Meski demikian, ia menilai masih terdapat sejumlah aspek yang perlu mendapat perhatian serius. Salah satunya terkait pelayanan jamaah lanjut usia (lansia) di tingkat sektor selama jamaah berada di Makkah.
Menurutnya, pelayanan yang dilakukan petugas kloter, dokter, perawat, dan Petugas Haji Daerah (PHD) sangat dirasakan manfaatnya oleh jamaah. Namun pelayanan khusus lansia di tingkat sektor masih belum dirasakan secara optimal oleh sebagian jamaah.
Selain itu, Taufadi juga menyoroti kualitas akomodasi hotel yang ditempati jamaah reguler. Ia mencatat adanya beberapa keterbatasan fasilitas seperti kapasitas lift yang kecil, ukuran kamar yang relatif sempit, hingga fasilitas pendukung yang masih perlu ditingkatkan.

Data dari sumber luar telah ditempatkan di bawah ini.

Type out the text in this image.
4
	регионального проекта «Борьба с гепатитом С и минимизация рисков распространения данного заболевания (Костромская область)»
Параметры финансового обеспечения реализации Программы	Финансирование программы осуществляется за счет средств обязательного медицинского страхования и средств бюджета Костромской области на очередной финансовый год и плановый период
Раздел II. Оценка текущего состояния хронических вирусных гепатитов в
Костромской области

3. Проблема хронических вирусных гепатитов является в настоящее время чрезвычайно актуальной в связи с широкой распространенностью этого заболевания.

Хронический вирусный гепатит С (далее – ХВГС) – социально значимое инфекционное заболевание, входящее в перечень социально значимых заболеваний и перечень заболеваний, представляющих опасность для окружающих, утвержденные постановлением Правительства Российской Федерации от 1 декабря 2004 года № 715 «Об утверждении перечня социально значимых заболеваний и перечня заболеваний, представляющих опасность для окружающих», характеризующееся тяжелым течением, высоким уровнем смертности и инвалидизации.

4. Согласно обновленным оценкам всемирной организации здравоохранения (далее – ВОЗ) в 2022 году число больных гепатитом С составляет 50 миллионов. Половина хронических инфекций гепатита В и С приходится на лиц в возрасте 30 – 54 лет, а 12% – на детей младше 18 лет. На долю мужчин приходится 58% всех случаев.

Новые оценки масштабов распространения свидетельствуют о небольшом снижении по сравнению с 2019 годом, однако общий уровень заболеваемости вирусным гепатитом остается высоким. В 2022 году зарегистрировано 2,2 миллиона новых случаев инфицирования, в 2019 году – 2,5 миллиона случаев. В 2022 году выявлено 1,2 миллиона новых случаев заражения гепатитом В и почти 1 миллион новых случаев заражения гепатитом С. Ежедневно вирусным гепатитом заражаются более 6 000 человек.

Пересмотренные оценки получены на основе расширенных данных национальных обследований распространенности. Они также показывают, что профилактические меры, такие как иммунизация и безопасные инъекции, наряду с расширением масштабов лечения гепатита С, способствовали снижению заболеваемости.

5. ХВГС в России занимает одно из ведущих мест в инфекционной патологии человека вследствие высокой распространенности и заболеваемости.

Catatan lain yang mendapat perhatian adalah pelayanan transportasi saat pelaksanaan Armuzna. Menurutnya, persoalan transportasi masih menjadi tantangan utama yang banyak dirasakan jamaah, terutama saat proses mobilisasi menuju Arafah, pergerakan dari Muzdalifah ke Mina, hingga kepulangan jamaah dari Mina ke hotel.
“Transportasi menjadi persoalan yang paling banyak dikeluhkan jamaah. Namun kami memahami bahwa pengelolaan jutaan jamaah dari berbagai negara tentu bukan pekerjaan yang mudah,” tulisnya.
Dalam catatan tersebut, Taufadi juga mengapresiasi berbagai pihak yang dinilai telah bekerja keras melayani jamaah, mulai dari petugas kloter, tenaga kesehatan, PHD, hingga petugas konsumsi yang mampu memastikan kebutuhan jamaah terpenuhi selama berada di Tanah Suci.
Ia berharap berbagai catatan yang disampaikan dapat menjadi bahan evaluasi bersama bagi pemerintah Indonesia, Kementerian Agama, PPIH Arab Saudi, maupun pihak syarikah agar kualitas penyelenggaraan ibadah haji Indonesia semakin meningkat.
Sebagian catatan tersebut juga pernah menjadi perhatian Anggota Komisi VIII DPR RI Fraksi PDI Perjuangan, Hj. Ansari, yang pada musim haji tahun ini turut menunaikan ibadah haji sebagai jamaah reguler di Kloter SUB-74. Berbagai masukan yang dihimpun dari pengalaman lapangan telah disampaikan kepada pihak terkait sebagai bahan evaluasi pelayanan jamaah Indonesia di Tanah Suci.
Taufadi menegaskan bahwa kritik yang disampaikan dalam catatan perjalanannya merupakan bentuk kepedulian terhadap peningkatan kualitas pelayanan haji, sehingga jamaah pada tahun-tahun mendatang dapat memperoleh pelayanan yang lebih baik, lebih ramah lansia, dan lebih nyaman dalam menjalankan ibadah.